How to Avoid Aggregation Errors and Simpson’s Paradox In HR Analytics: Part 2
In our previous post we described the basic premise of Simpson’s Paradox: aggregate data and see one trend, separate your analyses and see another.
Today we’ll be short(er) and sweet, showing you a few more ways Simpson’s Paradox can pop up and lead you to misinterpret your data if you’re not careful.
As always, I encourage you to play along at home.
Interactions Disguised as No Effect
In this example, we ask whether a specific personality trait (say, extroversion) is related to job performance. As you will see, by an initial, combined analysis there is no overall effect. When we take job type into account, however, the effect is huge.
The code for creating the data and figures for this first example is included below.
set.seed(42)
extro1 <- rnorm(200, 50, 10)
extro2 <- rnorm(200, 50, 10)
perf1 <- 25+ .5*extro1 + rnorm(200, 0, 8)
perf2 <- 75 + -.5*extro2 + rnorm(200, 0, 8)
job <- rep(c("job2", "job1"), each = 200)
d <- data.frame(extro = c(extro1, extro2), perf = c(perf1, perf2),
job_type = job)
We’ll start with a basic scatter plot and add a linear regression to highlight the apparent lack of relationship between extroversion and job performance.

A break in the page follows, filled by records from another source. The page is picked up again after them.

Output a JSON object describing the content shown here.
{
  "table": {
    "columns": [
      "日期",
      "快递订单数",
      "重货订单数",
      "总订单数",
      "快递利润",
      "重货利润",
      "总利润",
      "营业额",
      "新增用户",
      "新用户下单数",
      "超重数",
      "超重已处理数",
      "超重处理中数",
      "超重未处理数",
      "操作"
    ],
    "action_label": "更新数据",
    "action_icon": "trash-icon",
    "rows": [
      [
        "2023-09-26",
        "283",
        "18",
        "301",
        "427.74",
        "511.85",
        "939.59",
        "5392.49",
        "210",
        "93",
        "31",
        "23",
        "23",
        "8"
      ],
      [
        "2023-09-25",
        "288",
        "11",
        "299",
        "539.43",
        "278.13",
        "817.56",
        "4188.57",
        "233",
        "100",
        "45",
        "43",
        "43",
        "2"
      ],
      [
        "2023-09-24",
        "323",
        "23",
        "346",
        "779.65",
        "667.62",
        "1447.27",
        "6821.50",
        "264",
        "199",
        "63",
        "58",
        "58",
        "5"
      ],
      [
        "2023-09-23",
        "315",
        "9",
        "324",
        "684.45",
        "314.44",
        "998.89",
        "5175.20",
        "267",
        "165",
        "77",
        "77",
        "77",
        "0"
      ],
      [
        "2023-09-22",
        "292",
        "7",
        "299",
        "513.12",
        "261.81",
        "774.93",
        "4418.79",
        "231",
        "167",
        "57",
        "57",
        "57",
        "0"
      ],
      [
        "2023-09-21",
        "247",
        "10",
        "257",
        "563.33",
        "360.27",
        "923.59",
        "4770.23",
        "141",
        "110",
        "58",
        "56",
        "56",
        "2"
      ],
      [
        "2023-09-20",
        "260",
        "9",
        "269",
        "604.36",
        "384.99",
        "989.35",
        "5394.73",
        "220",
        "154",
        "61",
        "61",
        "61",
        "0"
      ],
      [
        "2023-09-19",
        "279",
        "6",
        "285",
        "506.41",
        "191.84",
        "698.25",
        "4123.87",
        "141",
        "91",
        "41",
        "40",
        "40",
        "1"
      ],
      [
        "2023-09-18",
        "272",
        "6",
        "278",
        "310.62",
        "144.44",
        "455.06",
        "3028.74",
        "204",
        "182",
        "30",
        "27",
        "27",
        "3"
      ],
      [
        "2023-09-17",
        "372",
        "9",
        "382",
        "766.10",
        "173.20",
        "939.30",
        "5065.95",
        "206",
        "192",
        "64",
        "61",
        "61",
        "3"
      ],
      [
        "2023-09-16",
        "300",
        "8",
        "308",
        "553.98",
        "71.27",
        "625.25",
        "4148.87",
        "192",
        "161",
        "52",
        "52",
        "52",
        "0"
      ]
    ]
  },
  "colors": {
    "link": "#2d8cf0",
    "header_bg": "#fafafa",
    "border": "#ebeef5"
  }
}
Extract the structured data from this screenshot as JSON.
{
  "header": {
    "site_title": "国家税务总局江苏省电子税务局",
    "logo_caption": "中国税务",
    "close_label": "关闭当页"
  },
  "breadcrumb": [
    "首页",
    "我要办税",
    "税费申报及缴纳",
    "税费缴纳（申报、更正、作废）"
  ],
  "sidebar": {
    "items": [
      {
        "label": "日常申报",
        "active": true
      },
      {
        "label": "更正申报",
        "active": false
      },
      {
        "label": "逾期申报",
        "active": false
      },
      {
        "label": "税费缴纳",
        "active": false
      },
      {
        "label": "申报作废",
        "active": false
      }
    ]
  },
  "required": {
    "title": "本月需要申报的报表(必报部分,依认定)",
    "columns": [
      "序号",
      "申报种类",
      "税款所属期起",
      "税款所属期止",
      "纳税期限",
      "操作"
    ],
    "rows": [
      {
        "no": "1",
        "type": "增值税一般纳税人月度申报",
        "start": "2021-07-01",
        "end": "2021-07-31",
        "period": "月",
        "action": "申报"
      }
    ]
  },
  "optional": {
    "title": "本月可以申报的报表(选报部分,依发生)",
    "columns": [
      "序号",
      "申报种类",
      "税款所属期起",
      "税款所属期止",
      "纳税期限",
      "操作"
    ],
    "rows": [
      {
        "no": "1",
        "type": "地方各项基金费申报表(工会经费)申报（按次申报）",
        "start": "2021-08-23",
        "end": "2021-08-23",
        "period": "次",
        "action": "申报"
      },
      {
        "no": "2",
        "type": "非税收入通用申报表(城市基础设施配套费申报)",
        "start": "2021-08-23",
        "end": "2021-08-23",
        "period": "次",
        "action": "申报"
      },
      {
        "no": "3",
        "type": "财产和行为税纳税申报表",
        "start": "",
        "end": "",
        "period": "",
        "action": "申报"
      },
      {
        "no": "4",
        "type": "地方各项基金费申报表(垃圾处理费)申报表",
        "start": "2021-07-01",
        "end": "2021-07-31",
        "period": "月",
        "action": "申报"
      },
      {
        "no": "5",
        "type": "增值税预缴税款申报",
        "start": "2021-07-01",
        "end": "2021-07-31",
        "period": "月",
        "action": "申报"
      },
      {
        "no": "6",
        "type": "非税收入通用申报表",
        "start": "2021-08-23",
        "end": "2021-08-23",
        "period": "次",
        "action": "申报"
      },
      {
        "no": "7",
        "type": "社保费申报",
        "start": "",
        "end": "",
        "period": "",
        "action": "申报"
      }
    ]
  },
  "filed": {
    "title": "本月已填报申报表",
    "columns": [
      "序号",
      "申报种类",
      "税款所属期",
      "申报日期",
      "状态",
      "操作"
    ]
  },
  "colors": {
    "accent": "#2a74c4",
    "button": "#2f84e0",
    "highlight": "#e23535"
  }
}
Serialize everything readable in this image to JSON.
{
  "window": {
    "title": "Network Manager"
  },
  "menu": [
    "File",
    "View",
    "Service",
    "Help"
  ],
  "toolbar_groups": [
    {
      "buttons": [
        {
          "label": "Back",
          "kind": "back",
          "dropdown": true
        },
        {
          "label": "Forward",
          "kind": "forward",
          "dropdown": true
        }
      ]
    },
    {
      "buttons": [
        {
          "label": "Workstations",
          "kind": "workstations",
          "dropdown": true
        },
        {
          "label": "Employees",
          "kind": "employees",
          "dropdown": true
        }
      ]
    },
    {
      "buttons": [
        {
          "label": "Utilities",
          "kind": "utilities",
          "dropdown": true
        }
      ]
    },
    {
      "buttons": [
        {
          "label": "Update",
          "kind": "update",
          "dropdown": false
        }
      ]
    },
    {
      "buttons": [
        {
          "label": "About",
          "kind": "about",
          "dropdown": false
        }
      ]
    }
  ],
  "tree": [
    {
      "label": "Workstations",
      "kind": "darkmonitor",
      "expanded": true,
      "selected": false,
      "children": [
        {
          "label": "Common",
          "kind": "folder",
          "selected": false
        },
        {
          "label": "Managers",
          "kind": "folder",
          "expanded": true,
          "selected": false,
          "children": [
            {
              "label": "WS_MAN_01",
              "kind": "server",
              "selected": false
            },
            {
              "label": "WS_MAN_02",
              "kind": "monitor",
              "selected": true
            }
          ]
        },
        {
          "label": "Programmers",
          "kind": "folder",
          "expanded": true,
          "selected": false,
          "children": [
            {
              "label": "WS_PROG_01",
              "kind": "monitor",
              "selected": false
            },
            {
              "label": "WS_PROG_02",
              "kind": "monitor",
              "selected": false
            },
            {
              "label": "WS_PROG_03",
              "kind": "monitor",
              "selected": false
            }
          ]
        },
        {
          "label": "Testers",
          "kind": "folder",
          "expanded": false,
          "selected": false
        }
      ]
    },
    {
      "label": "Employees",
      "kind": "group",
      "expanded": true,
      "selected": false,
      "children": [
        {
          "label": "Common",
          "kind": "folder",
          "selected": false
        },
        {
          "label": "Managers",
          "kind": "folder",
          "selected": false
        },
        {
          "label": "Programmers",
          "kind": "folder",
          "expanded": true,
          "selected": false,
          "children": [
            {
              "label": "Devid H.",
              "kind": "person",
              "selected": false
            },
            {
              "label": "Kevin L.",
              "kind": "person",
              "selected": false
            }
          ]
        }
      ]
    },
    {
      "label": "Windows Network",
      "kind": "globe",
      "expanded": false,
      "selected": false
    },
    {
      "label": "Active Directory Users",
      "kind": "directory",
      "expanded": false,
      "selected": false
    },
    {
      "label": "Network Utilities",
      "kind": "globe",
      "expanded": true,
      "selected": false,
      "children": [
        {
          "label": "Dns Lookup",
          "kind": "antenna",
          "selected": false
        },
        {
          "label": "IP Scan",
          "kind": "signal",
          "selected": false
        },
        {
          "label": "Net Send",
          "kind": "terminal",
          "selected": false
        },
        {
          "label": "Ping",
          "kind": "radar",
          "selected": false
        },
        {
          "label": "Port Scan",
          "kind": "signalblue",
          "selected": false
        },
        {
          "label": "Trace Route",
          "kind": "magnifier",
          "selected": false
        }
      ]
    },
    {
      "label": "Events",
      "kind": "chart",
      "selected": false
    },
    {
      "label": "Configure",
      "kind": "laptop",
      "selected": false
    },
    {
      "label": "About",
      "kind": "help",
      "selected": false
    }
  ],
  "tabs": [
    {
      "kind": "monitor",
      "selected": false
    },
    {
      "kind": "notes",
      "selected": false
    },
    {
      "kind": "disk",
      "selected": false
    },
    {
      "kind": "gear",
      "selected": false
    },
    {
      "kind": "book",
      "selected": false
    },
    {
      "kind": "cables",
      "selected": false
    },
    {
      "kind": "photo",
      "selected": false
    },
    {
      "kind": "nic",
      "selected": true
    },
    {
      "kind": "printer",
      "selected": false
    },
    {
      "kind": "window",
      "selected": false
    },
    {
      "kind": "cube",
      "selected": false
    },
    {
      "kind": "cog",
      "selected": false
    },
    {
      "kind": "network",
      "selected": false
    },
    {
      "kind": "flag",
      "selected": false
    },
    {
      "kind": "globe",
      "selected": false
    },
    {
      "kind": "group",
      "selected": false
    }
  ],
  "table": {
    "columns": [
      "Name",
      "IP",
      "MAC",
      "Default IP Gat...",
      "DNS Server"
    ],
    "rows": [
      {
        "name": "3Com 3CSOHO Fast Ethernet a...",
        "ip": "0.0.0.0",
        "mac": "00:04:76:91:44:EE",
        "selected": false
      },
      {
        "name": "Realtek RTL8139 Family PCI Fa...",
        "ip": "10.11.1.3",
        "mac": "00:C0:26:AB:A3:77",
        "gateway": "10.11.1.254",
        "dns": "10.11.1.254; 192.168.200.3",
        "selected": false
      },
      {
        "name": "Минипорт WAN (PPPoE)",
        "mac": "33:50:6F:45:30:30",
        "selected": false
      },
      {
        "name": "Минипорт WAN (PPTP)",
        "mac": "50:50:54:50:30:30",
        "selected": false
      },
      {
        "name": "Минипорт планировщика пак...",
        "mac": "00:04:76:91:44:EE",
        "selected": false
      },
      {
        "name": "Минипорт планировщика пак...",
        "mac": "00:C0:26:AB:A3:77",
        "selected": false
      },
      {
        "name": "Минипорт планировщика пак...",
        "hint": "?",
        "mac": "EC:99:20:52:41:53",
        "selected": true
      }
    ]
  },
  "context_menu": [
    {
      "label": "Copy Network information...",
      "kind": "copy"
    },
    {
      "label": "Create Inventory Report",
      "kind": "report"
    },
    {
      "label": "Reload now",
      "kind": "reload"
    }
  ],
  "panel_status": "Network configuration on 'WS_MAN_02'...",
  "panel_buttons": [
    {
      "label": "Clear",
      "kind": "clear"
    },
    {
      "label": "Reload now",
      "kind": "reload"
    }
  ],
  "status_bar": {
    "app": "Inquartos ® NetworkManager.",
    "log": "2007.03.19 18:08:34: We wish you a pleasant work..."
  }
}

ggplot(d, aes(x = extro, y = perf)) + geom_point() +
xlab(label = "Extroversion") + ylab(label = "Job Performance") +
geom_smooth(method = "lm")
We have an apparently directionless blob of data and a perfectly flat regression line. There’s a whole lotta nothin’ going on there.
But baked into our example data is a third factor: job type.
For the sake of the example, let’s say that job type 1 is a research-based role requiring solitary work and extended periods of intense focus. Bottom line, it offers and requires lots and lots of quiet.
In contrast, job type 2 is a client-facing role requiring regular interaction with multiple clients and multiple internal teams. Think lots and lots of people…calls, meetings, then more calls.
Personality, job role fit, and performance is of course a complicated business so I am really simplifying here, but broadly it’s reasonable to think introverts might enjoy an advantage in a quiet research role while extroverts might perform better in a people-facing position.
When we add this third factor to our considerations, the picture changes considerably.
The first plot highlights those in job type 1 (research and solitude). There is clearly a negative relationship, with performance declining as extroversion increases.
ggplot(d, aes(x = extro, y = perf, color = job_type)) + geom_point() +
xlab(label = "Extroversion") + ylab(label = "Job Performance") +
scale_color_manual(values = c("darkgreen", "gray"))
In the second plot, the trend reverses with those in job type 2 (client-facing) showing increased performance with higher levels of extroversion.
ggplot(d, aes(x = extro, y = perf, color = job_type)) + geom_point() +
xlab(label = "Extroversion") + ylab(label = "Job Performance") +
scale_color_manual(values = c("gray", "darkred"))